The chamber, whose members account for 90% of SA's annual mineral output, has defended its boycott of the conference gala dinner where Zwane spoke, with CE Roger Baxter saying the chamber's members had lost all confidence in Zwane, who had unresolved corruption allegations hanging over him and dubious dealings linked to the controversial Gupta family, who have used their connections to President Jacob Zuma to extract enormous financial benefit from state-owned enterprises under dubious circumstances.

Mgojo said the chamber was involved in wide-ranging talks with a variety of parties despite the court process to seek a declaratory order about the continuing benefits from empowerment transactions and for a judicial review of the third iteration of the Mining Charter, which Zwane has suspended since gazetting it in mid-June.

If the judicial review in mid-December is decided in the chamber's favour, and the third charter is set aside, then the department and the chamber are likely to be forced to revisit the drafting of the charter, with the chamber pushing for more intensive negotiations around the document, unlike in the run-up to the release of the prevailing version.

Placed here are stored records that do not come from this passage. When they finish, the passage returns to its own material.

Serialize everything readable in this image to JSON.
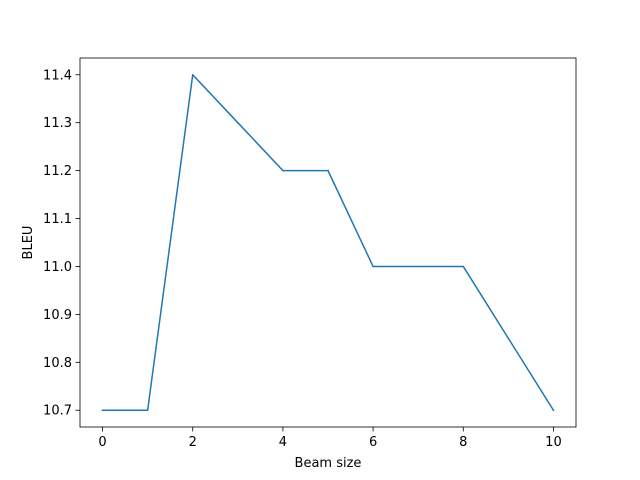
{
  "chart_data": {
    "type": "line",
    "xlabel": "Beam size",
    "ylabel": "BLEU",
    "xlim": [
      -0.5,
      10.5
    ],
    "ylim": [
      10.665,
      11.435
    ],
    "xticks": [
      0,
      2,
      4,
      6,
      8,
      10
    ],
    "yticks": [
      10.7,
      10.8,
      10.9,
      11.0,
      11.1,
      11.2,
      11.3,
      11.4
    ],
    "xtick_labels": [
      "0",
      "2",
      "4",
      "6",
      "8",
      "10"
    ],
    "ytick_labels": [
      "10.7",
      "10.8",
      "10.9",
      "11.0",
      "11.1",
      "11.2",
      "11.3",
      "11.4"
    ],
    "grid": false,
    "series": [
      {
        "x": [
          0,
          1,
          2,
          3,
          4,
          5,
          6,
          7,
          8,
          9,
          10
        ],
        "y": [
          10.7,
          10.7,
          11.4,
          11.3,
          11.2,
          11.2,
          11.0,
          11.0,
          11.0,
          10.85,
          10.7
        ],
        "color": "#1f77b4"
      }
    ]
  }
}
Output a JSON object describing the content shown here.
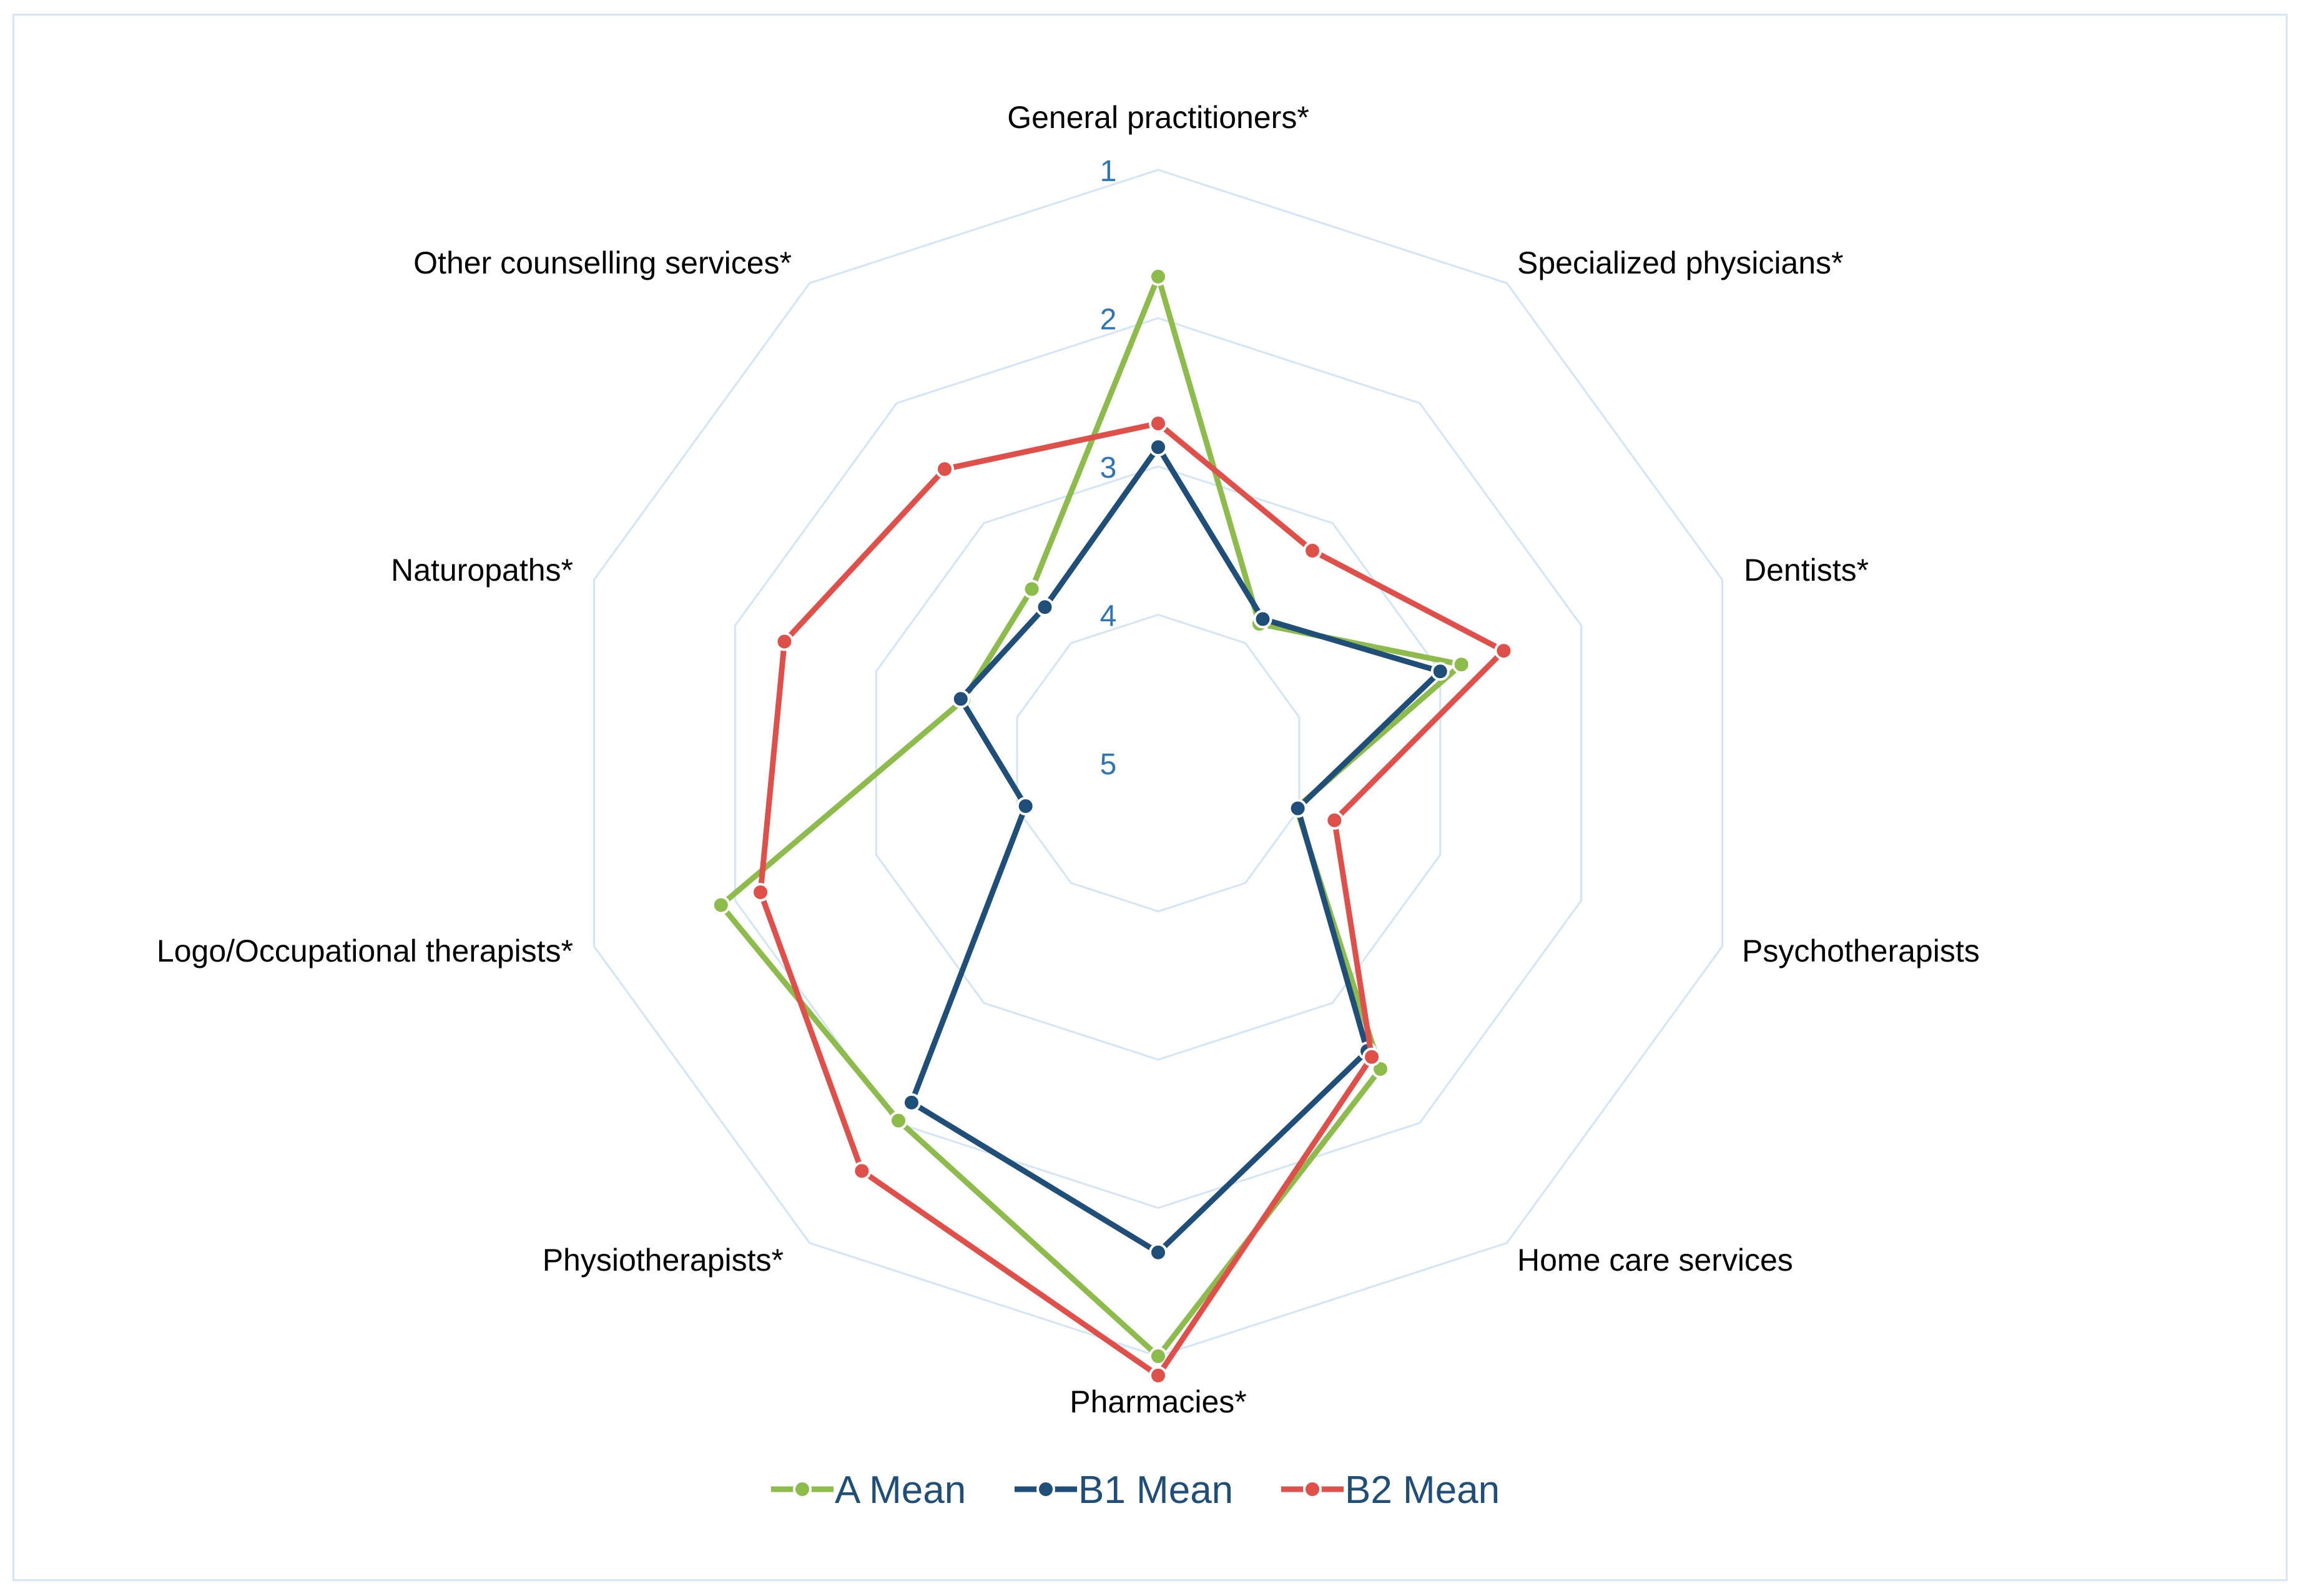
{
  "chart_data": {
    "type": "radar",
    "categories": [
      "General practitioners*",
      "Specialized physicians*",
      "Dentists*",
      "Psychotherapists",
      "Home care services",
      "Pharmacies*",
      "Physiotherapists*",
      "Logo/Occupational therapists*",
      "Naturopaths*",
      "Other counselling services*"
    ],
    "scale": {
      "min": 1,
      "max": 5,
      "reversed": true,
      "ticks": [
        "1",
        "2",
        "3",
        "4",
        "5"
      ]
    },
    "grid": true,
    "legend_position": "bottom",
    "series": [
      {
        "name": "A Mean",
        "color": "#8dbb4c",
        "values": [
          1.72,
          3.84,
          2.85,
          4.02,
          2.45,
          1.0,
          2.02,
          1.9,
          3.62,
          3.55
        ]
      },
      {
        "name": "B1 Mean",
        "color": "#1f4e79",
        "values": [
          2.87,
          3.8,
          3.0,
          4.01,
          2.6,
          1.7,
          2.17,
          4.06,
          3.6,
          3.7
        ]
      },
      {
        "name": "B2 Mean",
        "color": "#e0504a",
        "values": [
          2.71,
          3.23,
          2.55,
          3.75,
          2.55,
          0.87,
          1.6,
          2.18,
          2.35,
          2.55
        ]
      }
    ]
  }
}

To prepare for that prospect, the chamber was aggressively working on an alternative version, drawing on former chamber leadership involved in the drafting of the first two charters. It was also speaking to the ANC, unions, civil society groups and big government-owned financial institutions to come up with a version that would be broadly acceptable, Mgojo said.

"We have a court process going on, but at the end of the day there is no way we can come up with a solution for this country in the mining sector where we do not sit around a table, and face each other, eyeball each other, wrestle with each other, until we find a solution," he said.

"While those issues are taking place in court we have to find one another and start a conversation. We are doing exactly that," he said. "Real consultation and partnerships are the key to a sensible transformation journey and outcomes."

Jim Rutherford, a nonexecutive director at Anglo American, said the empowerment debate in SA had been distorted into ownership and control of the mining sector, and the government was clearly misunderstanding how modern capital markets worked.

He warned that governments interfered with the mining sector with "misguided mining policies" and reduced companies' profitability, directly affecting pension funds of the general populace.

DA leader Mmusi Maimane said on Wednesday the department's changes to regulations and policies were aimed at changing control of the mining sector from a white elite to a black elite, without any benefit for broader society.

The point of speaking to mining veterans like Bobby Godsell, Sipho Nkosi, Barry Davison and Con Fauconnier was to find out how the first charter was negotiated in 2002 and the second version in 2010, and to discover what was left unresolved that had evolved into problems the industry was now grappling with and why the department changed the charter the way it had, leading to the deeply damaging impasse between the two sides.